There are certain universal fundamentals and, as far as you are concerned, they do not require the rigidity or control of a so-called teacher, saint or guru to manifest themselves in you.
No!
Life is your teacher.
Not some Jesus, Buddha, Osho or whatever or whomever is cast in the mould of saviour and light.
You don’t hold it against people, though, the fact that they worship people who name themselves gods.
Since then, like yesterday, you’ve made up your mind about several things.
The Kaftan One, she encourages you, on all sorts of levels.
You get out your notebook and write down things.
What’s more, she and you know what it means to be out, as lesbians for one, since 19 voetsek.
You know what it means to try and be authentic. Real.
You’ve lived open lives. She is a one-breasted cancer survivor, for instance.
She doesn’t do falsies, like Angelina Jolie does. Not even naked on the beach.
No, you don’t do things like that, not if you’ve been in the women’s movement, since the 1970s!
And in bed for eight years with yuppie flu.
Today, her days start at 2pm.
It’s no secret, no shame.
You, on the other hand, have suffered severe and debilitating depression; you have burnt out and cracked up several times.
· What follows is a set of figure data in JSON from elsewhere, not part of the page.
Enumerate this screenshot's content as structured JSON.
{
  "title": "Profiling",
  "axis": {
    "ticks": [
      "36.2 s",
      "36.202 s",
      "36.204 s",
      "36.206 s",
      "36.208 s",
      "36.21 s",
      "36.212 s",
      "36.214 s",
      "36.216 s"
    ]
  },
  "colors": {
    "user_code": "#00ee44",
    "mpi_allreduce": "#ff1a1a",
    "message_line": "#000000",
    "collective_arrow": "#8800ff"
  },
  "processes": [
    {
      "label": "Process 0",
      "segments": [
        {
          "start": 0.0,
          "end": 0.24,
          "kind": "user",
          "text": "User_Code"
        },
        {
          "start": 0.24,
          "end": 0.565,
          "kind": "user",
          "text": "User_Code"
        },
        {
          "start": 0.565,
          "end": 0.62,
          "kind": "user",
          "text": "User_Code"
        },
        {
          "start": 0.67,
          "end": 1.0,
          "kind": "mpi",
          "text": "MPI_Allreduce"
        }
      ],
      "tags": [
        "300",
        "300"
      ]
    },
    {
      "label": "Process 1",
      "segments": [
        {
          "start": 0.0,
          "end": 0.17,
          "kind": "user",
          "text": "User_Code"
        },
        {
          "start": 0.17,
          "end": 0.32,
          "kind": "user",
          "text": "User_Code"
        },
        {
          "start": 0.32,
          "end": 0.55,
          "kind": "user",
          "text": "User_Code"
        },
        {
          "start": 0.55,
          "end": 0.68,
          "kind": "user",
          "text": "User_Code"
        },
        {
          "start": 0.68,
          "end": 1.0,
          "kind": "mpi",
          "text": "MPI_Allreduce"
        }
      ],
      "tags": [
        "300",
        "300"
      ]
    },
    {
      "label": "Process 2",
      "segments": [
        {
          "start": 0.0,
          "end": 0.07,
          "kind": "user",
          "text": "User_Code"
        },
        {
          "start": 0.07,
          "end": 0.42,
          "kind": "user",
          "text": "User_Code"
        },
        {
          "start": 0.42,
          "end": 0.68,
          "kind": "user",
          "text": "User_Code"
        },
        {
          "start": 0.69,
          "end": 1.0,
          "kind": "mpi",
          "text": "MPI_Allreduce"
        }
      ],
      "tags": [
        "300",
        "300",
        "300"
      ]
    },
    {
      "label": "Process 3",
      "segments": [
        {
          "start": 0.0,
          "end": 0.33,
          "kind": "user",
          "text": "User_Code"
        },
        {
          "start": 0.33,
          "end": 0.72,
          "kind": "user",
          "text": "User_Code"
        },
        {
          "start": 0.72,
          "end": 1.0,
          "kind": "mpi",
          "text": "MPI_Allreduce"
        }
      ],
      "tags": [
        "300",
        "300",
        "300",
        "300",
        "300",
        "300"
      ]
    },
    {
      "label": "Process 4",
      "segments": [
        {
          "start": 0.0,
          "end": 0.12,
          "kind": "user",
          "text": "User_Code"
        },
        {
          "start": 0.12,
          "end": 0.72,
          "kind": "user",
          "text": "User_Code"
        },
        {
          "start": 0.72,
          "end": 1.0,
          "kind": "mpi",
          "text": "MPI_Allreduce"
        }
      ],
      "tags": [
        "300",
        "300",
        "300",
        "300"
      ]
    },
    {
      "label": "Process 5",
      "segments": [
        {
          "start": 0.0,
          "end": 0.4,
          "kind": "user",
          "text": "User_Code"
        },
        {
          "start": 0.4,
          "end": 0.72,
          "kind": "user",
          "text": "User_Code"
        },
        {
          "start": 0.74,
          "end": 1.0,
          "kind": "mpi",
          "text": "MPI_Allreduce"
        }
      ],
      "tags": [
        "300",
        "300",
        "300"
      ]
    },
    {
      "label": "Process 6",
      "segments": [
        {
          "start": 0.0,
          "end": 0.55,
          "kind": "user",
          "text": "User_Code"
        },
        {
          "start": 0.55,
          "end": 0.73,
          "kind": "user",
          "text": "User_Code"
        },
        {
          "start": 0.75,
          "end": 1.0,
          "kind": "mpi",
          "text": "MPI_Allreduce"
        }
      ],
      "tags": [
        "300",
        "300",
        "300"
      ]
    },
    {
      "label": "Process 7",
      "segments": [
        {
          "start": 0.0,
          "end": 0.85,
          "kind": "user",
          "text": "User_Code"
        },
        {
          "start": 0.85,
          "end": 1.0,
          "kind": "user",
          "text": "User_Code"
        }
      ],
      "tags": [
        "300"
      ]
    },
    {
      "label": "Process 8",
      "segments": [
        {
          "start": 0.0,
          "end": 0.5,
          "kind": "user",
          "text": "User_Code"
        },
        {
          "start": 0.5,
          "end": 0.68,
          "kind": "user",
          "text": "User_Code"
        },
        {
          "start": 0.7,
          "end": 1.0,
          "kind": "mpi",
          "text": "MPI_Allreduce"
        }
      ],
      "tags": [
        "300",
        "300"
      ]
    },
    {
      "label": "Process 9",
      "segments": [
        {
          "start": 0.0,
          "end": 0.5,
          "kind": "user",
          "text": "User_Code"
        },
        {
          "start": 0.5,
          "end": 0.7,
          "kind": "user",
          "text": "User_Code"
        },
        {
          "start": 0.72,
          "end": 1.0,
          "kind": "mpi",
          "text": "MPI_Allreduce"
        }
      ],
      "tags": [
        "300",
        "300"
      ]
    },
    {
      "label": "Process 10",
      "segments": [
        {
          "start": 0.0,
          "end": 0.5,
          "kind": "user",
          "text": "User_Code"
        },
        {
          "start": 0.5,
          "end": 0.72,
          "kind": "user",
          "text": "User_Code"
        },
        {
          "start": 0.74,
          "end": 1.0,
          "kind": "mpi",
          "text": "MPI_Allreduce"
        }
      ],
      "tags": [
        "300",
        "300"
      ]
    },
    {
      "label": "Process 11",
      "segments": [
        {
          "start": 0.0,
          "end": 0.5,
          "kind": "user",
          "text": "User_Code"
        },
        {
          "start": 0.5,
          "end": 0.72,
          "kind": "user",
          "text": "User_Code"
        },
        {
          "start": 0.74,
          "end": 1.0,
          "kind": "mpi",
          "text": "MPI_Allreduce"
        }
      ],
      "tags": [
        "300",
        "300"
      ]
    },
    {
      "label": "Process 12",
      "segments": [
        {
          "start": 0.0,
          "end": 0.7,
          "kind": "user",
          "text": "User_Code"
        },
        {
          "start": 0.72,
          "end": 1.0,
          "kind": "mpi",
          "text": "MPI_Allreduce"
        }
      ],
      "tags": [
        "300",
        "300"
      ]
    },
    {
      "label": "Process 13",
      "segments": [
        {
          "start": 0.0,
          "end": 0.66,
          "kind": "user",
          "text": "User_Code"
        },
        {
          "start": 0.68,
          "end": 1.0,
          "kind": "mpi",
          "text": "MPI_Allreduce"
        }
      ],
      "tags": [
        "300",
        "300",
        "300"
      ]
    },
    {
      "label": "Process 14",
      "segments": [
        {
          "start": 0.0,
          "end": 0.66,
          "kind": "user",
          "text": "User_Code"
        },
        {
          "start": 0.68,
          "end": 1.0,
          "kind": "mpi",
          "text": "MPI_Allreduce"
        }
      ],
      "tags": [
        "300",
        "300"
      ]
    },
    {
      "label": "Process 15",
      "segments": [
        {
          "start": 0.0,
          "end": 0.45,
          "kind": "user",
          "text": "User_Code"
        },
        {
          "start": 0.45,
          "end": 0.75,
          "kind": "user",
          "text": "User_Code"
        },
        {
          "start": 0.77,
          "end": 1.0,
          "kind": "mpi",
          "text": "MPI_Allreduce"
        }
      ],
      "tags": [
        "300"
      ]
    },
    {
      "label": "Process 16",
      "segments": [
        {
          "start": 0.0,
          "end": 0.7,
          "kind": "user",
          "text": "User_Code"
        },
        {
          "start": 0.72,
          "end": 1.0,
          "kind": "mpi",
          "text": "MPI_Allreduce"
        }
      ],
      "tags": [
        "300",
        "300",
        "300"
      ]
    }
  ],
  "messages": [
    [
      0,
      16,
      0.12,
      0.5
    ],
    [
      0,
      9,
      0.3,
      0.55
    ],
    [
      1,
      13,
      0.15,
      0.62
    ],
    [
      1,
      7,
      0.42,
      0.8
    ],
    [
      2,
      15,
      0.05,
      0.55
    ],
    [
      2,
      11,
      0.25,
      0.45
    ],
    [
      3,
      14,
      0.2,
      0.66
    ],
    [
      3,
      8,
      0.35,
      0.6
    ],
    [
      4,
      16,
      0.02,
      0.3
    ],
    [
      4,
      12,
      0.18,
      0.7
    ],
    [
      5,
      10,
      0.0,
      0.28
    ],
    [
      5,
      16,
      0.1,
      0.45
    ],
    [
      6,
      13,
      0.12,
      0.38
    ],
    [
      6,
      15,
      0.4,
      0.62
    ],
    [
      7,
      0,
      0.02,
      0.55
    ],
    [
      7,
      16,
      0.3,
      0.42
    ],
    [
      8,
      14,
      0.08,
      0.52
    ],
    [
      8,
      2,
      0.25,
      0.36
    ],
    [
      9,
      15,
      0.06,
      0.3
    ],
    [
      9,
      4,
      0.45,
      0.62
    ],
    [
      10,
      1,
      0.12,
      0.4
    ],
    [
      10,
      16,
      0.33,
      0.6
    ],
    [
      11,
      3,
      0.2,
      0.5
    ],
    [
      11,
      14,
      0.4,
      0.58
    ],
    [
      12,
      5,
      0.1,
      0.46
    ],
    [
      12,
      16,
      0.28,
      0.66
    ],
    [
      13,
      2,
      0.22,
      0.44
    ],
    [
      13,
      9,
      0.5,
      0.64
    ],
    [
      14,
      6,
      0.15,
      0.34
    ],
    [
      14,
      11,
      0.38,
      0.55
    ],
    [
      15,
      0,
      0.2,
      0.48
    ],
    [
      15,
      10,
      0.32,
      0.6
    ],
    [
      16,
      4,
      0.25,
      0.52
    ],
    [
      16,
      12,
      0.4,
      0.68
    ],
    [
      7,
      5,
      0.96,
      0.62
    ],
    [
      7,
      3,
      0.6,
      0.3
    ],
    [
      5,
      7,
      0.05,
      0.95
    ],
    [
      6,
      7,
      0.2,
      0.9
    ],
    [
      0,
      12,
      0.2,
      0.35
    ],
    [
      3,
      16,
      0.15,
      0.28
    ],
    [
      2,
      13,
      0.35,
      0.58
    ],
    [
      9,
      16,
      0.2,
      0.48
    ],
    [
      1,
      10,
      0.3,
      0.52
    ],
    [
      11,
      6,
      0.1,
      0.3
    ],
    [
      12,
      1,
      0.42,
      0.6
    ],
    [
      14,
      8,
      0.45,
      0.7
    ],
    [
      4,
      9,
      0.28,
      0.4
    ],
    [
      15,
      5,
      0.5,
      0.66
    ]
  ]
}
Each time you have come back lighter, with a newer more beautifully translucent skin.
Each time — and with therapy of course, loads of it — you’ve become honed to better handle this exquisite paradox, this thing we call life.
Living is not easy, no matter what the song says, not even if it is summer time.
The Black Dog bites. Hard. Anywhere, anytime.
Do not underestimate the power of this vicious and indiscriminate beast.
Manage it; keep it at bay. Admit, and submit.
It’s essential to do this, for if you do not confront his mental illness it will, as sure as the dawn breaks and the sun sets, it will manage you; it will bully you.
Jesus many not want Kurt Cobain for a Sunbeam, but the Black Dog sure as hell wants you for a rag doll. It wants you in its jaws, this monster, so it can shake you, break you, bring you down.
It makes breakfast of the brittle and eats the anxious for lunch.
For supper, it takes your soul.
Beware of the Black Dog. It wants to finish you off.
It mauls you even as you whimper, cower under your pillow.
It feeds on the fact that you’re fraught and afraid, terrified in your psychological torment.
You shrink from the beauty of life. You see horror, hostility. It’s everywhere.
You retreat into a cave. Nobody can reach you.
You hide behind booze, drugs, maybe even religion, whatever.
Busy-ness. Anything.
You do everything to not have to admit it. You are sick.
Depression destroys a person. It’s destructive too for those around them.
Your family, and friends, your ex-lovers, shame, they suffered too, for you could not feel love, no, not at all.
You were always blaming someone else! Ruining lovely things.
But that’s depression, it’s not you.
You take a pill because the illness is a critical matter: it is a matter of life and death.
Admitting you were not coping, and getting a diagnosis, and treatment, they were the first steps on your road to wellness; to an emotional equanimity, to a peace within.
It’s hard work getting better. But you have no regrets.
You know that Denial is not only a river in Africa.
You know that sometimes it takes years to climb out from Denial’s murky waters; to free yourself from its dangerous, damning depths.
If you stay there, you drown. As sure as nuts.